The lake and streams would have provided a variety of fish, including salmon, rainbow trout, steelhead trout and perch, caught by trolling, jigging, spearing and the placement of wooden basket traps.
All varieties of large birds were hunted and their eggs collected, especially in the winter and during the spring migrations when bird populations soared. Remains of food found in ancient villages show that species of ducks and seagulls represent a large number of the birds consumed. Scoters, grebes, geese, swans, sandhill craness, loons and cormorants, grouse, pigeons, and predator birds such as eagles and hawks were consumed.
Pole nets would have been used extensively at Swan Lake to catch waterfowl. A net stretched between two tall poles would be suddenly raised into the flight path of ducks as they swooped towards the lake in the evening.
Bird parts were used for many things, often related to spiritual or ceremonial use. Women plucked waterfowl and mixed the down with twisted pieces of goose skin and stinging nettle fiber twine to make a textile used for shirts and robes. Bird down was stored in a bag made of swan skin.
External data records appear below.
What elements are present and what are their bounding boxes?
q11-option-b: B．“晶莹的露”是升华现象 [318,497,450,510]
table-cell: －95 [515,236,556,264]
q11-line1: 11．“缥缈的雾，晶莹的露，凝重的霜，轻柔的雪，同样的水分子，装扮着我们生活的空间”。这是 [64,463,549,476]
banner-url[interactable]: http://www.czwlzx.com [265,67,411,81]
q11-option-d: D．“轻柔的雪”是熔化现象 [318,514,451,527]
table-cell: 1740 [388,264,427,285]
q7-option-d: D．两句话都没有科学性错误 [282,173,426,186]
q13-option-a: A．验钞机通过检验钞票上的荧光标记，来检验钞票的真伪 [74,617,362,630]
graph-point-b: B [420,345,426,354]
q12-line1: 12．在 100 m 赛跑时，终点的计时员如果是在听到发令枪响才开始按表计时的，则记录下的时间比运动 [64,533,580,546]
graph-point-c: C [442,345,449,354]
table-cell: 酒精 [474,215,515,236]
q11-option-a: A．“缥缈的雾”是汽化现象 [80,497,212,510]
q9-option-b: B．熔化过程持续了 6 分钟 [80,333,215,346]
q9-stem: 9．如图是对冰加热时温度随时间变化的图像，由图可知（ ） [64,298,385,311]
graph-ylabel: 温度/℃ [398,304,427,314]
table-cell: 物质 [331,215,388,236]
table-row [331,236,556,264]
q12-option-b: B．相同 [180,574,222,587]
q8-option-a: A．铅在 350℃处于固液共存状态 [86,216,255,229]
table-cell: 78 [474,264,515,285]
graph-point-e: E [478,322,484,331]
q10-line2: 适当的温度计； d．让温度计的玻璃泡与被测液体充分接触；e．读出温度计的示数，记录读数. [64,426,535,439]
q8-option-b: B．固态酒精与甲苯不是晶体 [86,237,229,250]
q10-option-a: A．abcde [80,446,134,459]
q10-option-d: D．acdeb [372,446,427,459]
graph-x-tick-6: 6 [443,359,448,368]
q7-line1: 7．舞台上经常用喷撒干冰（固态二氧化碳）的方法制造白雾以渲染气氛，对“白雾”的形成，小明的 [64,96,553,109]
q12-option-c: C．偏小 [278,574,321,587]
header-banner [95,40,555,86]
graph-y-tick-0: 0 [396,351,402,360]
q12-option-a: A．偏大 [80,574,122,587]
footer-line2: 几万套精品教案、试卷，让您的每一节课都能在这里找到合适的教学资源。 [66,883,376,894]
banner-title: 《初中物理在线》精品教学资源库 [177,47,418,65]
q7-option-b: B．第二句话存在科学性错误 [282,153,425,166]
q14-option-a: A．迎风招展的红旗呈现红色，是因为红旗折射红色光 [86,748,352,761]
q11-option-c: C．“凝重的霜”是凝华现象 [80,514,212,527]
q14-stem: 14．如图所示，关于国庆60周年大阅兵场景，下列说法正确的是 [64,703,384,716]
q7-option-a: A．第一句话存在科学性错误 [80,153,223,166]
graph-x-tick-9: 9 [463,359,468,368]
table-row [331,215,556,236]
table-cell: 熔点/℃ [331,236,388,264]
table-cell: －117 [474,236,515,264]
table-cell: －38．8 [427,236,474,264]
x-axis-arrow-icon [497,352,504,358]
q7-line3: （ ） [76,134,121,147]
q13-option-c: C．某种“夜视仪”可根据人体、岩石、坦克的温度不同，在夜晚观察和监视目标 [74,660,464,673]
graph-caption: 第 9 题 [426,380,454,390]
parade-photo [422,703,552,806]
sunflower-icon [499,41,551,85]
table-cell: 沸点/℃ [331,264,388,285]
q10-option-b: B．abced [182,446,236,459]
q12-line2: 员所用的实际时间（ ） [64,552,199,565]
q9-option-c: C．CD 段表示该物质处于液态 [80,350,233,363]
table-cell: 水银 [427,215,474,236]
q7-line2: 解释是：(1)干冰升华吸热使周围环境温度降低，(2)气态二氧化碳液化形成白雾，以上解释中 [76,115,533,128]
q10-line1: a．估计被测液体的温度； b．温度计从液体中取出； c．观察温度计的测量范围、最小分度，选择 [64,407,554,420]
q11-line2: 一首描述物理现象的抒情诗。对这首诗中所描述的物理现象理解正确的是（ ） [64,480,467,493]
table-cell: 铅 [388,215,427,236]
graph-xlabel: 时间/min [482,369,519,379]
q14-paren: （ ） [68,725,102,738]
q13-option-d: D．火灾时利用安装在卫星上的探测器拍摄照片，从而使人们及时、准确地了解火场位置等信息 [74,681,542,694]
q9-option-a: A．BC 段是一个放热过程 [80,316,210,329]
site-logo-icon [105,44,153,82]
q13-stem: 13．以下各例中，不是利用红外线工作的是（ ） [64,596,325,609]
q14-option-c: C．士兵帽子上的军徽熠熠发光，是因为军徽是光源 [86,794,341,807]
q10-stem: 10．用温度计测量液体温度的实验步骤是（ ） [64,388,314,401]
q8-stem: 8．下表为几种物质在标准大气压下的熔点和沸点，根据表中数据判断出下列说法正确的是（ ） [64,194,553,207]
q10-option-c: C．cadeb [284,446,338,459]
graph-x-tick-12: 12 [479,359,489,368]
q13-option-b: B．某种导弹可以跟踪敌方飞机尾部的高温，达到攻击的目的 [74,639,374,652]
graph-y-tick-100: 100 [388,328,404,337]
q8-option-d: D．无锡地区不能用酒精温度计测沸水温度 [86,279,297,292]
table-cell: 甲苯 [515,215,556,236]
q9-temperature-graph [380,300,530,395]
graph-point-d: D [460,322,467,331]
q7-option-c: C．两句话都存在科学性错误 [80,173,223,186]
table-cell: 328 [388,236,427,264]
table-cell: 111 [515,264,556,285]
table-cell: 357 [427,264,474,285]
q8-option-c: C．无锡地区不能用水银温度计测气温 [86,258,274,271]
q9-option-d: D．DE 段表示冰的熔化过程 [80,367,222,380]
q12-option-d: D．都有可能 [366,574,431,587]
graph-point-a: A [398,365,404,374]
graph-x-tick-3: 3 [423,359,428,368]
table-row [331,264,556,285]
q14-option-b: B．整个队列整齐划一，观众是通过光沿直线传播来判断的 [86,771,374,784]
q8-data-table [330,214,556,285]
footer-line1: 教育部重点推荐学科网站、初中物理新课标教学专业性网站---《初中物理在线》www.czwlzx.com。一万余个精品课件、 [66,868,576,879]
Feathers were used on masks, headdresses, clothing, and many small ritual objects. Bird skulls, beaks and wings were carried as charms associated with special spirit powers.
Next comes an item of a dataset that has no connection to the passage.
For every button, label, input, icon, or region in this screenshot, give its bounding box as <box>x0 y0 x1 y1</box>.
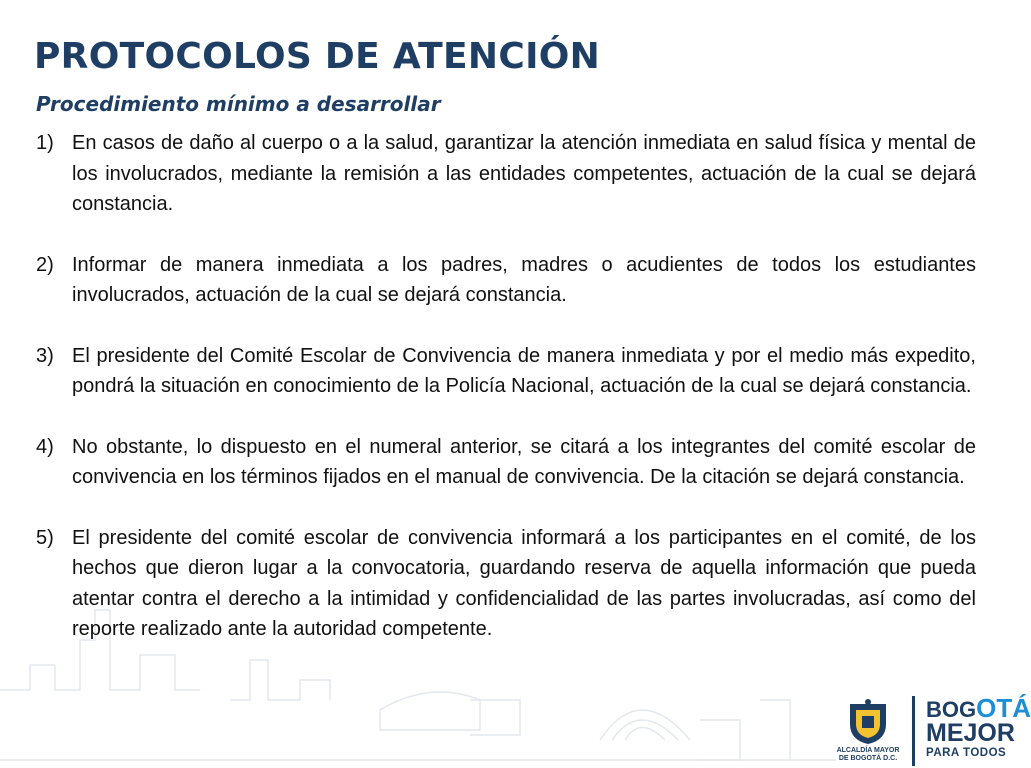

Deer would have been plentiful around the lake area, providing an important source of food. Clothing was made from deer hides, and a variety of tools were made from the antlers, including wedges, tool shafts, harpoon, spear and arrow points, awls, chisels, needles, blanket pins, combs, scrapers and fish hook barbs.
The rocky Garry Oak -forested slopes of Christmas hill would likely have been used by the Songhees for the cultivation of the Camas bulb, an important part of the First Nations people's diet. They practiced a wide variety of cultivation techniques, including prescribed burning, to preserve the open landscape favored by the Camas lily. It is thought that the predominance and persistence of Garry oak ecosystems across much of Greater Victoria prior to European settlement was a direct result of centuries of burning and harvesting Camas bulbs.
The Songhees people included a tribal group called the Sahsum, or Kosampson. Their village was centered around Craigflower Park and Admirals Road. By 1843, the Kosampson moved to the village of Kala on Esquimalt Harbour, which became part of the Esquimalt Indian Reserve in 1853.
In 1850, the title to the territory deemed to be owned by the Kosampson people was sold to James Douglas of the Hudson's Bay Company.
Origin of names – Swan Lake and Christmas Hill
The origin of Swan Lake's name is not clear. It is listed as such on a map of Victoria in 1885. There is speculation that it was named after James Gilchrist Swan, an American journalist, reservation schoolteacher, lawyer, judge, school superintendent, railroad promoter, natural historian, and ethnographer. Though based in Port Townsend, Swan visited on occasion in the early 1880s.